Tip #5: Avoid Sugar, Grains & Manage Your Glycemic Index
Testosterone is temporarily reduced by having your blood sugar spike, and low T is pretty much a given if you have diabetes. For example, a new study found that men who had normal insulin health had a 25 percent decrease in T after ingesting a drink containing sugar. T remained low for 2 hours, and nearly 80 percent of the men had their T drop to levels that would be considered clinical testosterone deficiency.

This study tested an acute or one time spike in blood sugar, but if your blood sugar is elevated over and over again, the entire hormonal cascade will be thrown off  and you will suffer from chronically low T. We saw in #4 how lack of sleep alters blood sugar management and insulin health, resulting in lower T and higher cortisol. With an unfavorable ratio of T to cortisol, you will experience a catabolic or tissue-degrading state, leading to muscle loss, and greater fat accumulation.

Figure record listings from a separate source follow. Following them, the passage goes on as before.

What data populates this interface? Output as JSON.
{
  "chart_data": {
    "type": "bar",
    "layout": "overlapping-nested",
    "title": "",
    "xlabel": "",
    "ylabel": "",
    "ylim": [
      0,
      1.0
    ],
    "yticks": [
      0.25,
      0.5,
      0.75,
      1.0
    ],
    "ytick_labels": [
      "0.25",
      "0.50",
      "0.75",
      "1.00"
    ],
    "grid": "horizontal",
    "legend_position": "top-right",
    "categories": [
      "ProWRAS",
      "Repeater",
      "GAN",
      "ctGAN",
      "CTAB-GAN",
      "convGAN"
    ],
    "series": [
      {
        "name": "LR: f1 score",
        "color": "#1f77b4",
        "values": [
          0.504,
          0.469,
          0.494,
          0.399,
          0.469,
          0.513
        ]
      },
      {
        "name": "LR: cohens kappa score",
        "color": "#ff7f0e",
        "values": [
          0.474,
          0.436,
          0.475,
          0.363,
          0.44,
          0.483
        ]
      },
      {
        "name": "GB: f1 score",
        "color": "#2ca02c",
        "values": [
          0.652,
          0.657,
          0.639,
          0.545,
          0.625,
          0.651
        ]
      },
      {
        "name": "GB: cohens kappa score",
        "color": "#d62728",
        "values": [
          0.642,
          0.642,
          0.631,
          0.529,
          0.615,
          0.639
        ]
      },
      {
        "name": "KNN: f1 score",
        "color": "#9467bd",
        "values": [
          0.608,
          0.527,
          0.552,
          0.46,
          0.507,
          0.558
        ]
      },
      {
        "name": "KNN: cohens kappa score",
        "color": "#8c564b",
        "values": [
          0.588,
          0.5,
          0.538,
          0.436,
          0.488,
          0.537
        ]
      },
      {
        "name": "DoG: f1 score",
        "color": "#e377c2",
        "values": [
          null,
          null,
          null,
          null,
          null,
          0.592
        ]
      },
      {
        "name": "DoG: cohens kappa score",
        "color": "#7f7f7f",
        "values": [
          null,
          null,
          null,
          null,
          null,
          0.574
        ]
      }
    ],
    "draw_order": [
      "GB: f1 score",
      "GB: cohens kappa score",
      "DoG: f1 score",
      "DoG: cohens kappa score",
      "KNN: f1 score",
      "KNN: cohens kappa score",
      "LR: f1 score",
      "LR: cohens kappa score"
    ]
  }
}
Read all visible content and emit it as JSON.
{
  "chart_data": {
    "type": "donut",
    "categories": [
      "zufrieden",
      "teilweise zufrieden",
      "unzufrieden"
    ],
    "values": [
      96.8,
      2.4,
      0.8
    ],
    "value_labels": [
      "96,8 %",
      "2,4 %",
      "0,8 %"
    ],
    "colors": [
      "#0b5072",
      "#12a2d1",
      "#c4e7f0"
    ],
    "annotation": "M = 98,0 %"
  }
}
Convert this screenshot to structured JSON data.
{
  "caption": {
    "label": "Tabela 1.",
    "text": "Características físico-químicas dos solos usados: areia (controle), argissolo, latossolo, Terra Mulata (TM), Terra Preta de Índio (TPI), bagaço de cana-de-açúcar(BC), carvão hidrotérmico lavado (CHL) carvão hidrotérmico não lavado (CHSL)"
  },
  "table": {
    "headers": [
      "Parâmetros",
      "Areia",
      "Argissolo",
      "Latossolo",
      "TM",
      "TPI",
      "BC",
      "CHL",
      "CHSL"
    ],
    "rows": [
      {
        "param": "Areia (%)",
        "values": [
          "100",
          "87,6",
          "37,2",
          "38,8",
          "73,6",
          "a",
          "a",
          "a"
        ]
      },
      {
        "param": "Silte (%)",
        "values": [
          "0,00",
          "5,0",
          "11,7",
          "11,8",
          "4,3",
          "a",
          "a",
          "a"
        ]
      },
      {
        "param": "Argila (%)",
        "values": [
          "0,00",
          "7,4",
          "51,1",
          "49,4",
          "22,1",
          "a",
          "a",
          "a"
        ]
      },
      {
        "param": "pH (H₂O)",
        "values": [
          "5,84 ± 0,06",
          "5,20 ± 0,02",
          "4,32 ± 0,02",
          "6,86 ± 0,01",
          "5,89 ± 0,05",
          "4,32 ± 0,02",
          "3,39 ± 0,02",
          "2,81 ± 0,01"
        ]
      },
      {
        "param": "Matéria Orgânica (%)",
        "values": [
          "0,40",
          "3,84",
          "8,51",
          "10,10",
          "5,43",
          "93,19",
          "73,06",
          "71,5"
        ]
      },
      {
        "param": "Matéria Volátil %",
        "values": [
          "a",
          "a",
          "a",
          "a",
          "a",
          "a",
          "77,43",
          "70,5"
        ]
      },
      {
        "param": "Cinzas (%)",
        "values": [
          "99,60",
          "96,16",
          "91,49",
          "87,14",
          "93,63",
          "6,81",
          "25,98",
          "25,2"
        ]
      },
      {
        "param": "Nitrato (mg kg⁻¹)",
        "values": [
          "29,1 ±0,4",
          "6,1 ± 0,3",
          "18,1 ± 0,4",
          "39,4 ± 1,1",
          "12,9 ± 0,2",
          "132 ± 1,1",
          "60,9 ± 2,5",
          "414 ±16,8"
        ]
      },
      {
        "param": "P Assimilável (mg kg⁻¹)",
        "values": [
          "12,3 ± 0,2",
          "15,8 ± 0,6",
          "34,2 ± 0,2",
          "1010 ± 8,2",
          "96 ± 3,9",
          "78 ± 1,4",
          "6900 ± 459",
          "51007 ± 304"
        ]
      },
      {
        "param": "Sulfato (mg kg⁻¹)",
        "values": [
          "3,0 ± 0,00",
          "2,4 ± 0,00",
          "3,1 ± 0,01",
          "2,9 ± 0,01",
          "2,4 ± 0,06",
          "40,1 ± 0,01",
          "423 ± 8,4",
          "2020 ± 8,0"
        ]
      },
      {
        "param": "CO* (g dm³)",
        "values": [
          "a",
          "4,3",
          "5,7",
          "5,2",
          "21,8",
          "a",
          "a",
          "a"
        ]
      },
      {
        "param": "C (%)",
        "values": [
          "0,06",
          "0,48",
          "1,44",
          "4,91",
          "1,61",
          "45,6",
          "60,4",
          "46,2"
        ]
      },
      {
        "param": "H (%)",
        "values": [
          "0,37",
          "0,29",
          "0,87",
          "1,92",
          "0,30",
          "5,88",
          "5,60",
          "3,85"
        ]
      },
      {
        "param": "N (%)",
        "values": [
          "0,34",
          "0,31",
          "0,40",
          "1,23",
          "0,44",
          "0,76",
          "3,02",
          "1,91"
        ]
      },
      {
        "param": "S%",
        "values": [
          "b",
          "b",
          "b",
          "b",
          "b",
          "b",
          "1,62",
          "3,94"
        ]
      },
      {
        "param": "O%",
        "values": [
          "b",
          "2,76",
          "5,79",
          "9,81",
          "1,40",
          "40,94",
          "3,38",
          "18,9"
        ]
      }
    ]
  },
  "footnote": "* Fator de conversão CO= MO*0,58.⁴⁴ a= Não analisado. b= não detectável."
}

Solve High Blood Sugar/Low T: The solution is to eat for optimal T by managing your blood sugar response to food. This means that you should avoid foods that are quickly digested and lead your blood sugar to increase rapidly—glucose and other sugars are obvious, but many grains and all refined or processed foods should be eliminated from your diet.

Eat high-quality protein, healthy fats, and low-glycemic carbohydrates like vegetables and low-sugar fruits. If you do eat foods that elevate blood sugar, pair them with foods that help moderate insulin and glucose—the herb fenugreek has been found to produce a lower glucose response when it is baked in whole grain bread or added to oatmeal. Berries and nuts have also been found to aid in lowering the glycemic response to high-carb foods.

Be aware that testosterone is produced in the body out of cholesterol, which is, of course, gotten from fat. Studies show that men with higher fat intake have significantly higher T than those who restrict fat, and there’s evidence that diets higher in meat will lead to higher T than those that restrict or eliminate meat.
 
In fact, research suggest that the high-quality amino acid concentration in meat improves T production—evidence comparing the effect of vegetarian and omnivorous diets that are matched for macronutrient content have shown greater muscle and strength gains from the meat-eating diet.

Choose “smart fats” (from fish, grass-fed meats, avocados, nuts, coconuts, organic dairy, for example) and don’t be afraid of cholesterol as long as you are minimizing carbohydrate intake and managing your glycemic index.